The survey also looked at how much government support was reaching grass-roots businesses in Sussex.

The survey found only 13 per cent of small businesses had been able to access the Small Business Grant Fund, as many are working in shared workspaces or as remote teams. In addition, as 84 pre cent had fewer than five employees, use of the Job Retention Scheme had been limited, with a quarter of businesses taking it up.

The general outlook for small business in Sussex was bleak, with 19 per cent stating they were unlikely to survive the year.

Freedom Works’ Jon Trigg said: “Support is needed, but this is not just on funding or grants. The business community needs to support each other to help us rebuild.

“We have already seen how collaboration is enabling businesses to adapt during lockdown, but now more than ever we really need the business community to support each other by ensuring any spend is kept within the local economy.”

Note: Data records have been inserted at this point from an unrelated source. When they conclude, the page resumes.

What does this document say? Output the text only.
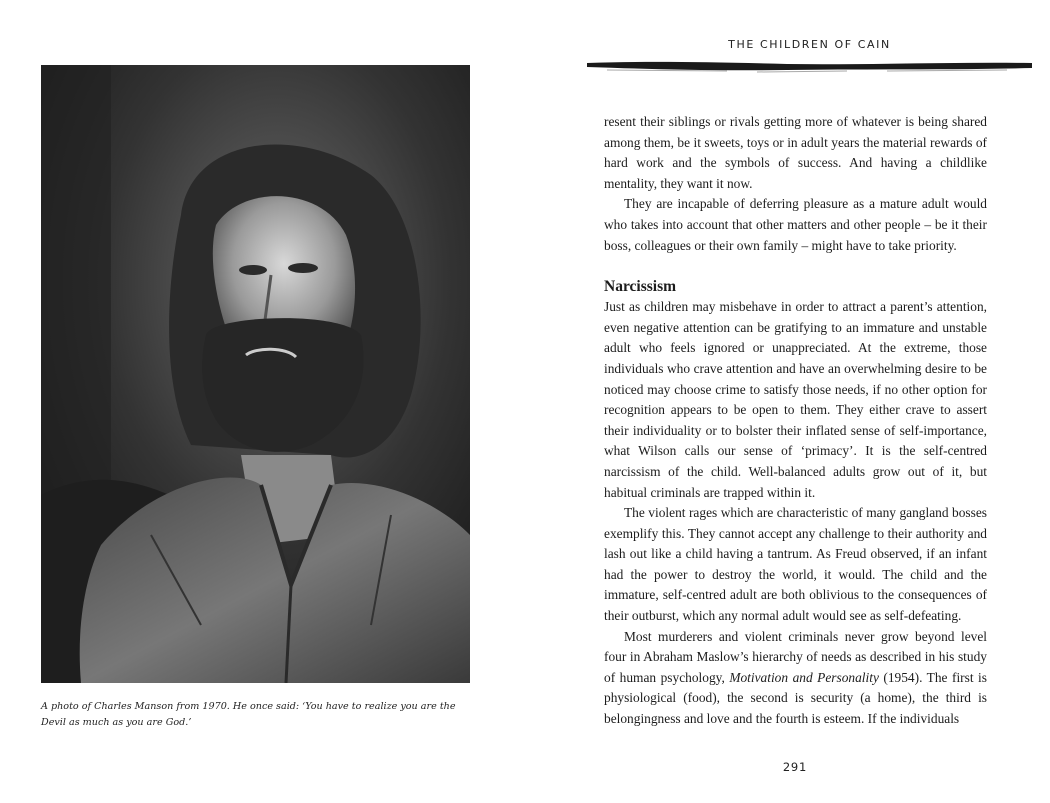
A photo of Charles Manson from 1970. He once said: ‘You have to realize you are the Devil as much as you are God.’

THE CHILDREN OF CAIN

resent their siblings or rivals getting more of whatever is being shared among them, be it sweets, toys or in adult years the material rewards of hard work and the symbols of success. And having a childlike mentality, they want it now.

They are incapable of deferring pleasure as a mature adult would who takes into account that other matters and other people – be it their boss, colleagues or their own family – might have to take priority.

Narcissism

Just as children may misbehave in order to attract a parent’s attention, even negative attention can be gratifying to an immature and unstable adult who feels ignored or unappreciated. At the extreme, those individuals who crave attention and have an overwhelming desire to be noticed may choose crime to satisfy those needs, if no other option for recognition appears to be open to them. They either crave to assert their individuality or to bolster their inflated sense of self-importance, what Wilson calls our sense of ‘primacy’. It is the self-centred narcissism of the child. Well-balanced adults grow out of it, but habitual criminals are trapped within it.

The violent rages which are characteristic of many gangland bosses exemplify this. They cannot accept any challenge to their authority and lash out like a child having a tantrum. As Freud observed, if an infant had the power to destroy the world, it would. The child and the immature, self-centred adult are both oblivious to the consequences of their outburst, which any normal adult would see as self-defeating.

Most murderers and violent criminals never grow beyond level four in Abraham Maslow’s hierarchy of needs as described in his study of human psychology, Motivation and Personality (1954). The first is physiological (food), the second is security (a home), the third is belongingness and love and the fourth is esteem. If the individuals

291
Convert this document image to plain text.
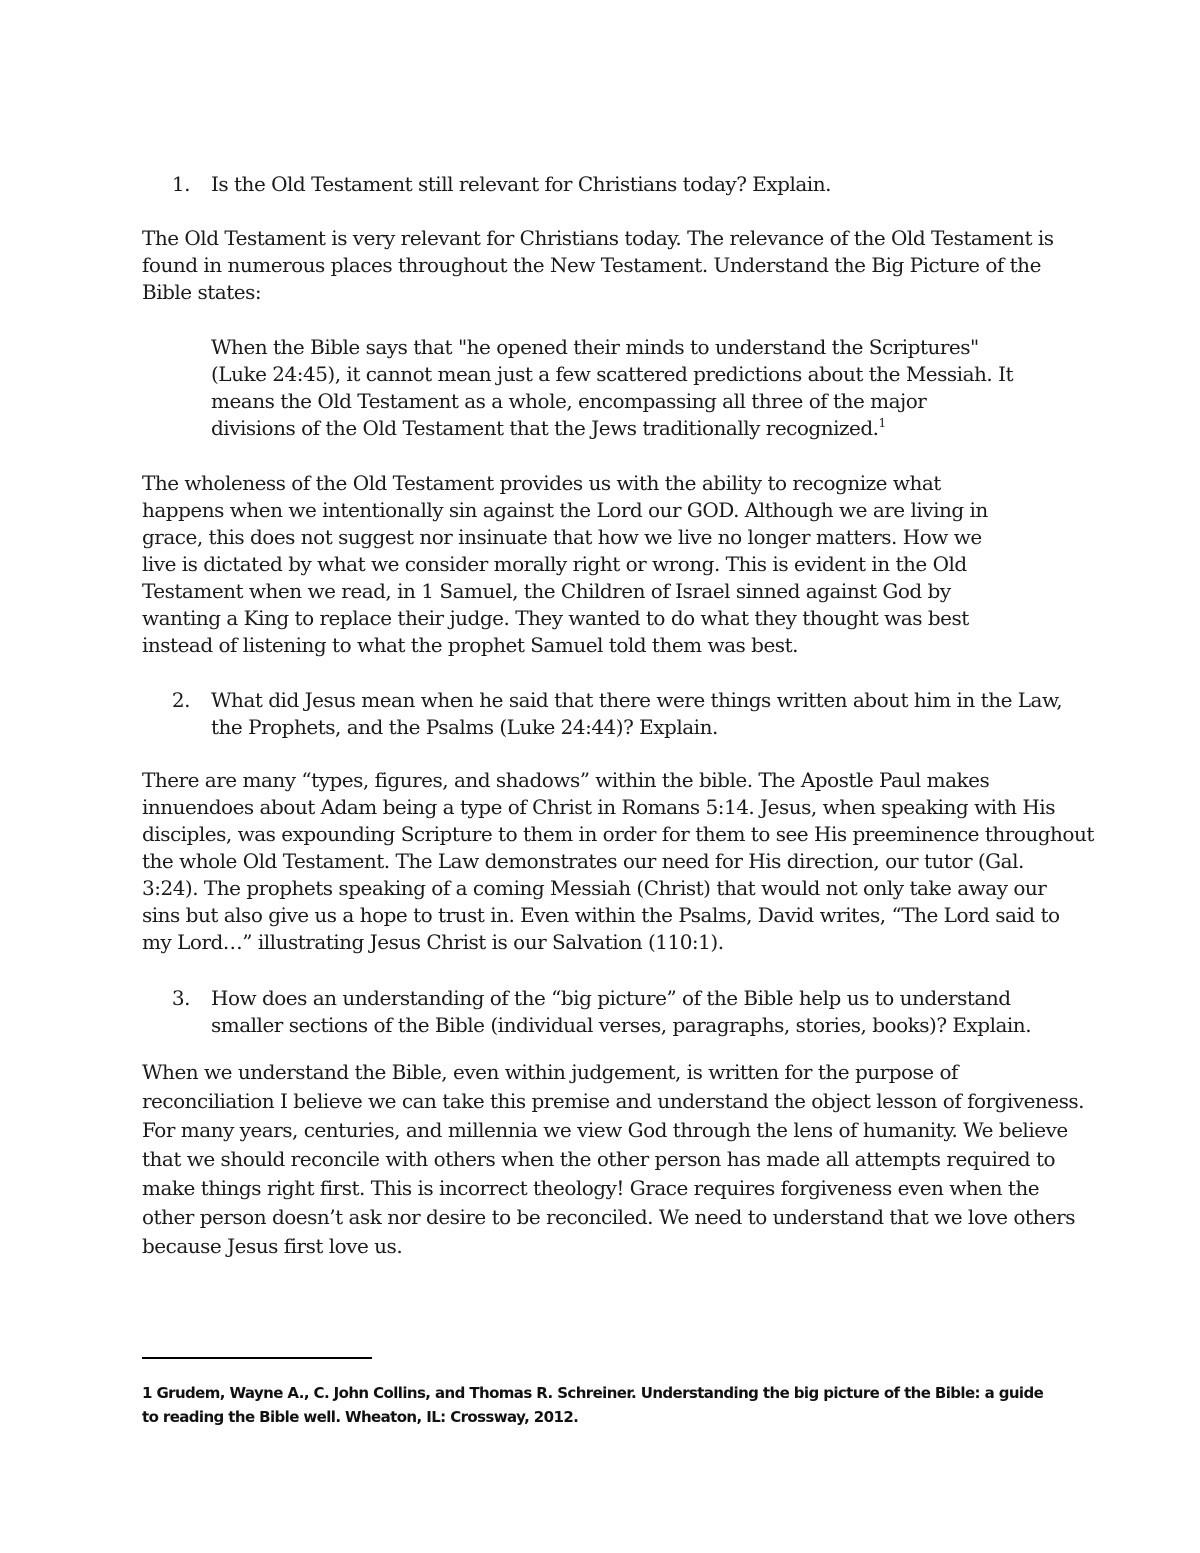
1. Is the Old Testament still relevant for Christians today? Explain.

The Old Testament is very relevant for Christians today. The relevance of the Old Testament is
found in numerous places throughout the New Testament. Understand the Big Picture of the
Bible states:

When the Bible says that "he opened their minds to understand the Scriptures"
(Luke 24:45), it cannot mean just a few scattered predictions about the Messiah. It
means the Old Testament as a whole, encompassing all three of the major
divisions of the Old Testament that the Jews traditionally recognized.$^1$

The wholeness of the Old Testament provides us with the ability to recognize what
happens when we intentionally sin against the Lord our GOD. Although we are living in
grace, this does not suggest nor insinuate that how we live no longer matters. How we
live is dictated by what we consider morally right or wrong. This is evident in the Old
Testament when we read, in 1 Samuel, the Children of Israel sinned against God by
wanting a King to replace their judge. They wanted to do what they thought was best
instead of listening to what the prophet Samuel told them was best.

2. What did Jesus mean when he said that there were things written about him in the Law,
the Prophets, and the Psalms (Luke 24:44)? Explain.

There are many “types, figures, and shadows” within the bible. The Apostle Paul makes
innuendoes about Adam being a type of Christ in Romans 5:14. Jesus, when speaking with His
disciples, was expounding Scripture to them in order for them to see His preeminence throughout
the whole Old Testament. The Law demonstrates our need for His direction, our tutor (Gal.
3:24). The prophets speaking of a coming Messiah (Christ) that would not only take away our
sins but also give us a hope to trust in. Even within the Psalms, David writes, “The Lord said to
my Lord…” illustrating Jesus Christ is our Salvation (110:1).

3. How does an understanding of the “big picture” of the Bible help us to understand
smaller sections of the Bible (individual verses, paragraphs, stories, books)? Explain.

When we understand the Bible, even within judgement, is written for the purpose of
reconciliation I believe we can take this premise and understand the object lesson of forgiveness.
For many years, centuries, and millennia we view God through the lens of humanity. We believe
that we should reconcile with others when the other person has made all attempts required to
make things right first. This is incorrect theology! Grace requires forgiveness even when the
other person doesn’t ask nor desire to be reconciled. We need to understand that we love others
because Jesus first love us.

1 Grudem, Wayne A., C. John Collins, and Thomas R. Schreiner. Understanding the big picture of the Bible: a guide
to reading the Bible well. Wheaton, IL: Crossway, 2012.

Rosie Freshwater, of Chichester-based Rume2, said: “The knock-on effect of the lockdown has reverberated through the Sussex business community on every level. Sussex is known for its concentration of entrepreneurial micro and small businesses and to hear from the horse’s mouth just how many of those businesses are affected, no matter what industry, is worrying.”

Fiona Shafer, of Mid Sussex-based MDHub, said: “As a matter of urgency, our Government needs to prioritise the clarity of its communications on how to access the financial support made available to all business – but in particular the SME sector, which is the true backbone of the British economy.”

Julia Grant of Design Collective Chichester said: “We know from our members that many fall within the gaps of the current support on offer from the government and some are really struggling.

“Whilst those creative freelancers that in the short-term will benefit from the self-employment grant, in the long-term will face significant challenges as they are reliant on small/medium enterprises for work. The lack of long-term support at every level simply delays the impact on these creative professionals and weakens the creative industry as a whole.”

Businesses and groups involved in the facilitation of the survey were: Freedom Works; Rume2; Platf9rm; FreshMill; West Sussex County Council, Chichester District Council; Coast 2 Capital; Brighton Chamber of Commerce; Worthing & Adur Chamber of Commerce; Chichester Chamber of Commerce; Federation of Small Business; MDHub; Design Collective Chichester; Last Friday Club; Gatwick Diamond Business Group and BNI Sussex.